Touched by all this unwanted notoriety, I started a more serious look at the social media of rider’s group and at the tweets going around in the community: not a great show, not a great reading especially if one starts asking the key question “WHY?”
Why do we want to share news of no relevance and pictures that are, in the end, all the same: groups at lunch table, selfie with bike on the background, landscape of eternal monotony. It looks like only the teams and groups that remained over time faithful to the original reason for being and to the web site/blog format (HorizonsUnlimited for example) managed to keep attention, usefulness, quality and style.

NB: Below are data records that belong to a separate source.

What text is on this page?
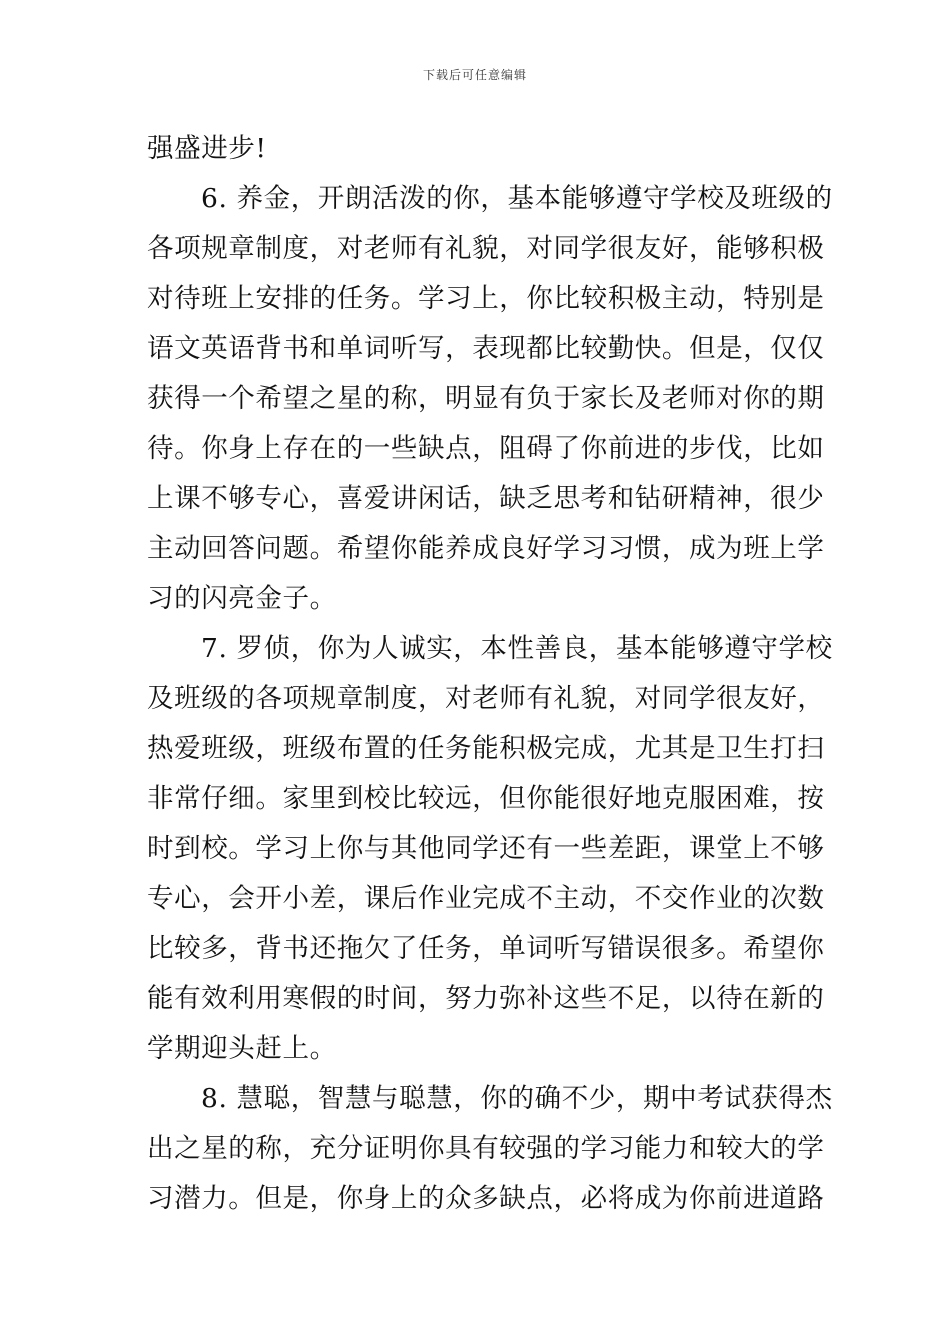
下载后可任意编辑
强盛进步!
6. 养金，开朗活泼的你，基本能够遵守学校及班级的
各项规章制度，对老师有礼貌，对同学很友好，能够积极
对待班上安排的任务。学习上，你比较积极主动，特别是
语文英语背书和单词听写，表现都比较勤快。但是，仅仅
获得一个希望之星的称，明显有负于家长及老师对你的期
待。你身上存在的一些缺点，阻碍了你前进的步伐，比如
上课不够专心，喜爱讲闲话，缺乏思考和钻研精神，很少
主动回答问题。希望你能养成良好学习习惯，成为班上学
习的闪亮金子。
7. 罗侦，你为人诚实，本性善良，基本能够遵守学校
及班级的各项规章制度，对老师有礼貌，对同学很友好，
热爱班级，班级布置的任务能积极完成，尤其是卫生打扫
非常仔细。家里到校比较远，但你能很好地克服困难，按
时到校。学习上你与其他同学还有一些差距，课堂上不够
专心，会开小差，课后作业完成不主动，不交作业的次数
比较多，背书还拖欠了任务，单词听写错误很多。希望你
能有效利用寒假的时间，努力弥补这些不足，以待在新的
学期迎头赶上。
8. 慧聪，智慧与聪慧，你的确不少，期中考试获得杰
出之星的称，充分证明你具有较强的学习能力和较大的学
习潜力。但是，你身上的众多缺点，必将成为你前进道路
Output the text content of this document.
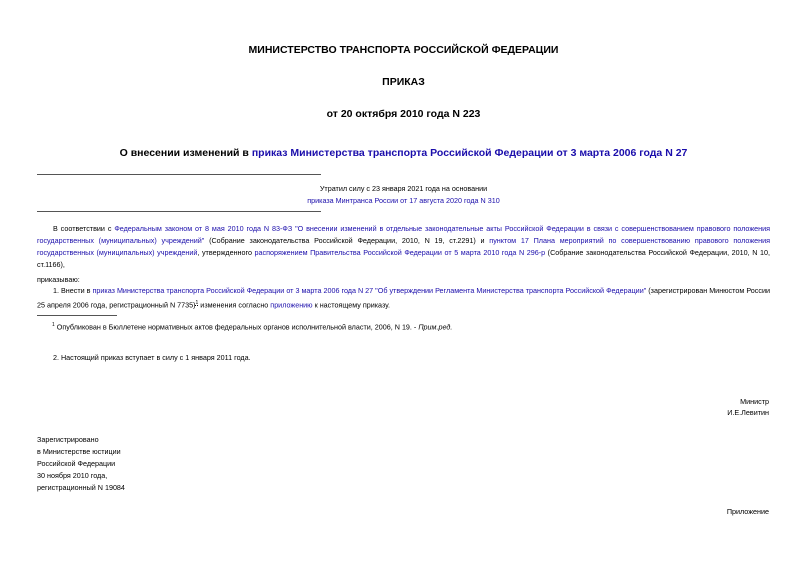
МИНИСТЕРСТВО ТРАНСПОРТА РОССИЙСКОЙ ФЕДЕРАЦИИ
ПРИКАЗ
от 20 октября 2010 года N 223
О внесении изменений в приказ Министерства транспорта Российской Федерации от 3 марта 2006 года N 27
Утратил силу с 23 января 2021 года на основании
приказа Минтранса России от 17 августа 2020 года N 310
В соответствии с Федеральным законом от 8 мая 2010 года N 83-ФЗ "О внесении изменений в отдельные законодательные акты Российской Федерации в связи с совершенствованием правового положения государственных (муниципальных) учреждений" (Собрание законодательства Российской Федерации, 2010, N 19, ст.2291) и пунктом 17 Плана мероприятий по совершенствованию правового положения государственных (муниципальных) учреждений, утвержденного распоряжением Правительства Российской Федерации от 5 марта 2010 года N 296-р (Собрание законодательства Российской Федерации, 2010, N 10, ст.1166),
приказываю:
1. Внести в приказ Министерства транспорта Российской Федерации от 3 марта 2006 года N 27 "Об утверждении Регламента Министерства транспорта Российской Федерации" (зарегистрирован Минюстом России 25 апреля 2006 года, регистрационный N 7735)$^1$ изменения согласно приложению к настоящему приказу.
$^1$ Опубликован в Бюллетене нормативных актов федеральных органов исполнительной власти, 2006, N 19. - Прим.ред.
2. Настоящий приказ вступает в силу с 1 января 2011 года.
Министр
И.Е.Левитин
Зарегистрировано
в Министерстве юстиции
Российской Федерации
30 ноября 2010 года,
регистрационный N 19084
Приложение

The skills of writers and the proliferation of media are responsible for this loss of quality: ride reports are now long minutes of excited and not exciting rider shouting in the helmet, test ride clips are, again, riders screaming in the mic while the bike moves in uninspiring landscape and the voice reads the producer’s specs. It looks like we simply want approval and participation to the “LIKE IT” tribes.

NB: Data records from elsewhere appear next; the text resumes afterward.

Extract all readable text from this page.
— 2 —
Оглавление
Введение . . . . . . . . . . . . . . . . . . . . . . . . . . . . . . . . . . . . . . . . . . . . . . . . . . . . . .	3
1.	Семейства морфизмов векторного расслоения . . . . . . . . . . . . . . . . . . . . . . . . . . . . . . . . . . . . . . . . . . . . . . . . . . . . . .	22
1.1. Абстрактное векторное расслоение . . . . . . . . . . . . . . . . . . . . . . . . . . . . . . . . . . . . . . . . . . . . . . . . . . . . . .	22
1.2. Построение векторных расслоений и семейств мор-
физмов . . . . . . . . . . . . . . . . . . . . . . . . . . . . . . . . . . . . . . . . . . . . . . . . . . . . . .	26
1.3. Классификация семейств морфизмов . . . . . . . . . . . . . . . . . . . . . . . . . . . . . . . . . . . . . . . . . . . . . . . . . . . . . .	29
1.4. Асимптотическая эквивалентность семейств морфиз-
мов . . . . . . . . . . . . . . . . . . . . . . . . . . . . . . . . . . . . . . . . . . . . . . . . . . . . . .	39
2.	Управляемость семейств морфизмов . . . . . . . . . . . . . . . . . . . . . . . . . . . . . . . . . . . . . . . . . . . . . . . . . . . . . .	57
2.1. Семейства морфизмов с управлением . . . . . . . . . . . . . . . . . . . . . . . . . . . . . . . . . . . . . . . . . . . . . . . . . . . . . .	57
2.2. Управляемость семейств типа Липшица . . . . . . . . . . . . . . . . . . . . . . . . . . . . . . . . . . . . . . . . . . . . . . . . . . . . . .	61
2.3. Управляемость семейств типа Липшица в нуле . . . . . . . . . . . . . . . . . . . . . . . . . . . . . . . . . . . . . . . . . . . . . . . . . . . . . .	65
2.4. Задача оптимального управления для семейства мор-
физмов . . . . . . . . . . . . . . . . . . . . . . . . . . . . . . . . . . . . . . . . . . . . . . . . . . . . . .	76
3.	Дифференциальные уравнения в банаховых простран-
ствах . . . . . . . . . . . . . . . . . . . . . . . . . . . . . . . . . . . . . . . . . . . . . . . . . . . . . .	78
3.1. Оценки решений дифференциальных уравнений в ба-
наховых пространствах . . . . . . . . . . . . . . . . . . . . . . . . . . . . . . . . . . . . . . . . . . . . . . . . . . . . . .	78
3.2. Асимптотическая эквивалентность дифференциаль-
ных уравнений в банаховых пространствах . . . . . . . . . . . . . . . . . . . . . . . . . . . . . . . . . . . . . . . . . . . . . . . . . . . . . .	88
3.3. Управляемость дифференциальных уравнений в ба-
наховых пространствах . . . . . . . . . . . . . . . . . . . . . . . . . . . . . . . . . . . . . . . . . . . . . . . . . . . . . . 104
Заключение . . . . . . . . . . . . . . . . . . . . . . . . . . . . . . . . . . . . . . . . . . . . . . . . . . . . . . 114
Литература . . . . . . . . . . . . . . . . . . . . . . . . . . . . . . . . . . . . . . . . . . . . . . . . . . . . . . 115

Social media promote pictorial presence not good writing inviting all of us to a competition on “Magic mirror, on the wall – who is the fairest one of all?” The mirror may be honest but the reflected eye is the one of the watcher. Look at yourself, be happy and close to the outside.
Why posting? It is mostly a celebration of egos, the fulfilment Andy Warhol prophecy that “in the future, everyone will be world-famous for 15 minutes” Maybe not world-famous but at least on the screen. And with Everyone invited the noise becomes confusing: after all we lived for millions of years in a quieter environment.
“Just six millions years ago, a single female ape had two daughters. One became the ancestor of all chimpanzees, the other is our own grandmother”
If the statement of Yuval Noah Harari in his “Brief History of Humankind” offends your noble origins (and the origins of our grandmother) you must admit that the big animal in us has still a strong link to the natural, savage world. With a developed animal brain we are now governing machine that can move us at inhumane speed toward what remains an unmovable landscape (forests, rocks, water and big animals plus vehicles, cement walls, metal plates and guardrails).
It is a lot to ask from our Sapiens brain: not only it did not have enough time to adapt and to cope with velocity but it is, as well, overwhelmed by a large quantity of noise and information. With old hardware not yet upgraded to operate with new applications, it is difficult to separate useless noise from good information.
“Blessed are they who have nothing to say and who cannot be persuaded to say it”
This is a sincere criticism of ourselves and an apology to our (few) readers on the blog: we at thinkingomm should use knowledge and restrain in acting and in communicating as powerful antibacterial: asking “why?” before messaging, writing, adding and buying is a healthy exercise leading to better quality in content, life and rides.
Or maybe not, maybe it is all a secret complaint of not having so many followers as more sexy blogs.